Step 3: Propose Refactoring Plan
Present a clear, structured refactoring plan. For each extraction, explain:
Proposed Extractions
For each suggested extraction, provide:
- What: Name and type (Service, Route, Utility, Schema, Middleware, Types, Hook, Repository, etc.)
- Why: What responsibility it encapsulates
- From lines: Approximate line range in the original file
- New file: Suggested file path
- Interface: Exported functions/types and their signatures
Example format for API routes:
### Route file: userInvitations.ts
- **Why**: Separates invitation-related endpoints from the main users route
- **From lines**: ~200-400
- **New file**: src/routes/userInvitations.ts
- **Endpoints**: POST /invite, GET /invitations, DELETE /invitations/:id
### Schema: userSchemas.ts
- **Why**: Extracts request/response validation schemas
- **From lines**: ~10-80
- **New file**: src/routes/schemas/userSchemas.ts
- **Exports**: createUserSchema, updateUserSchema, userParamsSchema
Example format for services:
### Service: emailNotificationService.ts
- **Why**: Isolates email notification logic from the main user service
- **From lines**: ~300-450
- **New file**: src/services/emailNotificationService.ts
- **Exports**: sendWelcomeEmail, sendInviteEmail, sendPasswordReset
### Repository: userRepository.ts
- **Why**: Extracts database queries from business logic
- **From lines**: ~50-150, ~250-300
- **New file**: src/repositories/userRepository.ts
- **Exports**: findUserById, findUsersByOrg, createUser, updateUser
Example format for utilities:
### Utility: dateUtils.ts
- **Why**: Groups all date-related helper functions
- **From lines**: ~1-120
- **New file**: src/utils/dateUtils.ts
- **Exports**: formatDate, parseDate, getRelativeTime, isExpired
### Utility: stringUtils.ts
- **Why**: Groups all string manipulation helpers
- **From lines**: ~121-250
- **New file**: src/utils/stringUtils.ts
- **Exports**: slugify, truncate, capitalize, sanitizeHtml
After presenting the plan:
- Show an estimate of the final line count of the original file after extraction.
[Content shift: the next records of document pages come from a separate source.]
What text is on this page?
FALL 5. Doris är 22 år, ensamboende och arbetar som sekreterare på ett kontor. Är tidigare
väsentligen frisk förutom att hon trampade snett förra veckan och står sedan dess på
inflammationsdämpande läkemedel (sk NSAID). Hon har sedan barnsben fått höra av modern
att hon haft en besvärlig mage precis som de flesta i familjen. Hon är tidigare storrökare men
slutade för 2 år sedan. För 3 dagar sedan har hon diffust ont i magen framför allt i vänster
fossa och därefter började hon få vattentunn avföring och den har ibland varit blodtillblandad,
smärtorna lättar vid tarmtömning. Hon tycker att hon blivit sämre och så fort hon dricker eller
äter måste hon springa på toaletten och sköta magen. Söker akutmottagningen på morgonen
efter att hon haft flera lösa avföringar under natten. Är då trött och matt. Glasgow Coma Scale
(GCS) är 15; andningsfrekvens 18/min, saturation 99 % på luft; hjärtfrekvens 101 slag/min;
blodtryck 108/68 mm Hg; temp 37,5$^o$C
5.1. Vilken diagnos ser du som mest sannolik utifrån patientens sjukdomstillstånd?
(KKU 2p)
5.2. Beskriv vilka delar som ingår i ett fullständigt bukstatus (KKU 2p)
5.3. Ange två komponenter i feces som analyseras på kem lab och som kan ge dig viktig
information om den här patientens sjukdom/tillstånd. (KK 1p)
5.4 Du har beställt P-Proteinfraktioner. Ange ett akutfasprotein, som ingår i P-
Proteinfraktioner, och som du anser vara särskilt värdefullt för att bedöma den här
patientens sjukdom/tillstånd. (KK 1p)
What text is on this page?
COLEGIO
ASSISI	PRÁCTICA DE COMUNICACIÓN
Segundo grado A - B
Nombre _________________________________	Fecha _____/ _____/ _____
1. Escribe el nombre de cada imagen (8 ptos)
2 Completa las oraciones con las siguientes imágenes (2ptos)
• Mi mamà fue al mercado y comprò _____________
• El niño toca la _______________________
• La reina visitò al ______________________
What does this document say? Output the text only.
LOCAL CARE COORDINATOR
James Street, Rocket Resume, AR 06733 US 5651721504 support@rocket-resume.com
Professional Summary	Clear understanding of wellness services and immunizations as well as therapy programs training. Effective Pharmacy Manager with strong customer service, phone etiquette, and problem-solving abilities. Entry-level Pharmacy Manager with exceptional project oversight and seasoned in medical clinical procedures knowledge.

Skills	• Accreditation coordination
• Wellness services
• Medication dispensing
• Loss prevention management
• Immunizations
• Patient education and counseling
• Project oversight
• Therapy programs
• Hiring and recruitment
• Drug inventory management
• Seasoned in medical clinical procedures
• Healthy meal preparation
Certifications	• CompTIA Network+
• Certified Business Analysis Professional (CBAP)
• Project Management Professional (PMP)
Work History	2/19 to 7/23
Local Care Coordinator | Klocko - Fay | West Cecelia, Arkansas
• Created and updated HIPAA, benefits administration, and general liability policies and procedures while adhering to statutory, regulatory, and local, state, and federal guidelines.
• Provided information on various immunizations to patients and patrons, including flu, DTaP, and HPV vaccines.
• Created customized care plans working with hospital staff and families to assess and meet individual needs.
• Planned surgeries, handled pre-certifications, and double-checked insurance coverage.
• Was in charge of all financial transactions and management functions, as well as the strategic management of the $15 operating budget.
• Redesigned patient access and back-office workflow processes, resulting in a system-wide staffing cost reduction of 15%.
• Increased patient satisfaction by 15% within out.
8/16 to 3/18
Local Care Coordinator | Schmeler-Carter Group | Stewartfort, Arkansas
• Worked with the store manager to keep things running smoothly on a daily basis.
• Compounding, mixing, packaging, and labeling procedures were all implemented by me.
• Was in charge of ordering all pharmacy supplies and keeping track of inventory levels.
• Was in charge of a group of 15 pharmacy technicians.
- Ask the user to confirm, modify, or reject the plan.
- Do NOT proceed until the user explicitly approves.
Step 4: Execute Refactoring
Once the user approves, execute the refactoring step by step:
- Create extracted files first: Write each new file with proper TypeScript types, imports, and exports.
- Update the original file: Replace extracted code with imports and usage of the new modules.
-
Fix imports: Ensure all import paths are correct and consistent with the project's import style (check for
@/aliases, relative paths, etc.). - Update dependents: Search for other files that import from the original file and update their imports if any exported symbols moved to new files.
- Preserve behavior: Do NOT change any logic or functionality. The refactoring must be purely structural.
Rules During Refactoring
- Maintain existing naming conventions from the project.
- Preserve all comments and documentation.
- Keep test files working — if you move code, note which test files may need import path updates.
- Do not introduce new dependencies.
- Use named exports (not default exports) unless the project convention is default exports.
- Place new files near the original file or in a subfolder (e.g.,
routes/users/for pieces extracted fromroutes/users.ts). - For API routes, ensure the new route files are properly registered/imported in the parent plugin or app setup.
- For services, maintain the same dependency injection or instantiation pattern used in the project.
- Keep the same error handling patterns — do not change how errors are thrown or caught.
Step 5: Summary
After completing the refactoring, present a summary:
## Refactoring Complete
### Original
- `src/routes/users.ts`: 650 lines
### After
- `src/routes/users.ts`: 200 lines
- `src/routes/userInvitations.ts`: 180 lines (new)
- `src/routes/schemas/userSchemas.ts`: 90 lines (new)
- `src/services/userNotificationService.ts`: 120 lines (new)
- ...
### Total lines saved in original: 450
### New files created: 3
Then suggest the user run their type checker and tests to verify nothing broke.